DE LA CRISE AU CONTRÔLE

JANVIER 2000 Un barrage cède à la mine Aural d’Esmeralda Gold près de Baia Mare, en Roumanie, déversant 100 000 pieds cubes de résidus contaminés au cyanure dans la rivière Someş. Le tollé général provoqué par cette catastrophe a braqué les projecteurs de la communauté internationale sur l’utilisation du cyanure par l’industrie de l’exploitation aurifère.

MAI 2000 Plusieurs parties prenantes se réunissent à Paris pour un atelier organisé conjointement par le Programme des Nations Unies pour l’environnement (PNUE) et par le Conseil international des métaux et de l’environnement en vue de créer un comité directeur qui sera chargé de superviser l’élaboration d’un code des pratiques exemplaires de gestion du cyanure.

DÉCEMBRE 2000 La première d’une série de cinq réunions d’organisation a lieu à Washington, D.C., en vue de la rédaction du Code international de gestion du cyanure pour la production, le transport et l’utilisation du cyanure dans l’extraction aurifère.

MARS 2002 La finalisation du Code international de gestion du cyanure est officiellement annoncée dans le cadre du Forum mondial des ministères des Mines à Toronto.

OCTOBRE 2002 L’Institut international de gestion du cyanure est constitué en vue de superviser l’adoption et l’enrichissement du code.

NOVEMBRE 2005 L’Institut annonce que les 14 premières entreprises signataires ont adopté le code relatif au cyanure.

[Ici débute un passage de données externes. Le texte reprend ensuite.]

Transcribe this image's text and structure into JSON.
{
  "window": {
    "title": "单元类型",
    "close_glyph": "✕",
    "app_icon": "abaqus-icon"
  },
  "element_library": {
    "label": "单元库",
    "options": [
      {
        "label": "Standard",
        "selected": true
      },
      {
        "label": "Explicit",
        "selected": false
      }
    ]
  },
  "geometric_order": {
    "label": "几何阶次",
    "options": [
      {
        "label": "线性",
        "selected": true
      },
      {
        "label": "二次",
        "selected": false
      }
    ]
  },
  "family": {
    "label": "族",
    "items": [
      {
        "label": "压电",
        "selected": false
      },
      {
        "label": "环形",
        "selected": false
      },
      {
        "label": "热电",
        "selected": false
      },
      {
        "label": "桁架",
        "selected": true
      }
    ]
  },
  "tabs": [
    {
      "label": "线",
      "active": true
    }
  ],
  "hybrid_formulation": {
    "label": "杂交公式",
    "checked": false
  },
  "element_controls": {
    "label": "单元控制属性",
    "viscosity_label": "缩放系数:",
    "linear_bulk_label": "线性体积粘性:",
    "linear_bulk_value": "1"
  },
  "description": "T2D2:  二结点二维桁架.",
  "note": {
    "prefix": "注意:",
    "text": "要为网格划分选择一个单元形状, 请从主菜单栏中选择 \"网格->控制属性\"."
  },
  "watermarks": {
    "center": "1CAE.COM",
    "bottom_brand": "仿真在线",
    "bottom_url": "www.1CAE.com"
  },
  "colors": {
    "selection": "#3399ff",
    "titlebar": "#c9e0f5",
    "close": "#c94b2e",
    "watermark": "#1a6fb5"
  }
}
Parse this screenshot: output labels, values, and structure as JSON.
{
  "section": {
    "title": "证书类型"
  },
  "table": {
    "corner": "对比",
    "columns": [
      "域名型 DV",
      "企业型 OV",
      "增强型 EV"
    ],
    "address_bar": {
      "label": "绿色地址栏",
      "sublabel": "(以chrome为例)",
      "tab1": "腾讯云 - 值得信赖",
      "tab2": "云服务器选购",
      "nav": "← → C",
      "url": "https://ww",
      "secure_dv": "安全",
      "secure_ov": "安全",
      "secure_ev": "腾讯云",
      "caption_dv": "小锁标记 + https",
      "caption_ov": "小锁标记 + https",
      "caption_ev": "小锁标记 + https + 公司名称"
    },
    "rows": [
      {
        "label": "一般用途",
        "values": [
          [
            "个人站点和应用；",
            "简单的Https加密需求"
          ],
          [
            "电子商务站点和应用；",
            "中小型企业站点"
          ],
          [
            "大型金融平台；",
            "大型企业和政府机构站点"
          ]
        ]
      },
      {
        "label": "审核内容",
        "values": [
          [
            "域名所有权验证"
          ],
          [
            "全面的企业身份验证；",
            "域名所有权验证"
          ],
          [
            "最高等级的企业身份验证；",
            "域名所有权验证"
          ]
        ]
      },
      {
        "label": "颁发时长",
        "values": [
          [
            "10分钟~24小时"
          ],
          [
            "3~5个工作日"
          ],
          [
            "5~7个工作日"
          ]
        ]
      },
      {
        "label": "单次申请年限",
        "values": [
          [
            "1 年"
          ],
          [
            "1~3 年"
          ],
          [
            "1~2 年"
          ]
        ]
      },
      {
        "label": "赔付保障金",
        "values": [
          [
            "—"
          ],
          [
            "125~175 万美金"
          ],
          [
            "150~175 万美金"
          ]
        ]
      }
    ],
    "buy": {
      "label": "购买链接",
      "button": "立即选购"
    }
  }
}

CODE RELATIF AU CYANURE : LES NEUF PRINCIPES ET NORMES DE PRATIQUE DE L’IIGC

  1. PRODUCTION Acheter du cyanure auprès de fabricants démontrant un engagement à l’égard de la protection des travailleurs et de l’environnement en participant à des initiatives comme le programme Responsible Care du Conseil international des associations chimiques.
  2. TRANSPORT Définir clairement les rôles et les responsabilités des producteurs, transporteurs et distributeurs de cyanure à chaque étape du processus de transport et veiller à ce que les transporteurs mettent en place un plan d’intervention d’urgence adéquat.
  3. MANUTENTION Concevoir et construire des installations de déchargement, de stockage et de mélange dans le respect des pratiques d’ingénierie et des mesures d’assurance qualité acceptées.
  4. EXPLOITATIONS Mettre en œuvre des systèmes de surveillance de la gestion des solutions de traitement contenant du cyanure et de leurs effets sur l’environnement local.
  5. MISE HORS SERVICE Établir un plan efficace pour la mise hors service des unités de cyanuration qui tienne compte de la vie humaine et de l’environnement.
  6. SÉCURITÉ DES EMPLOYÉS Évaluer les façons de protéger la sécurité des employés et assurer que les procédures d’intervention d’urgence répondront adéquatement aux incidents d’exposition accidentelle.
  7. INTERVENTION D’URGENCE Collaborer avec les parties prenantes afin de préparer un plan d’intervention d’urgence assurant que du personnel et de l’équipement adéquats, de même que des systèmes de notification, de signalement, de surveillance et de révision sont en place.
  8. FORMATION Offrir une formation spécialisée aux travailleurs et au personnel d’intervention d’urgence pour veiller à ce que toutes les parties comprennent leurs rôles et leurs responsabilités en cas d’accident.
  9. DIALOGUE Susciter l’engagement des parties prenantes et accroître la transparence au moyen de consultations publiques.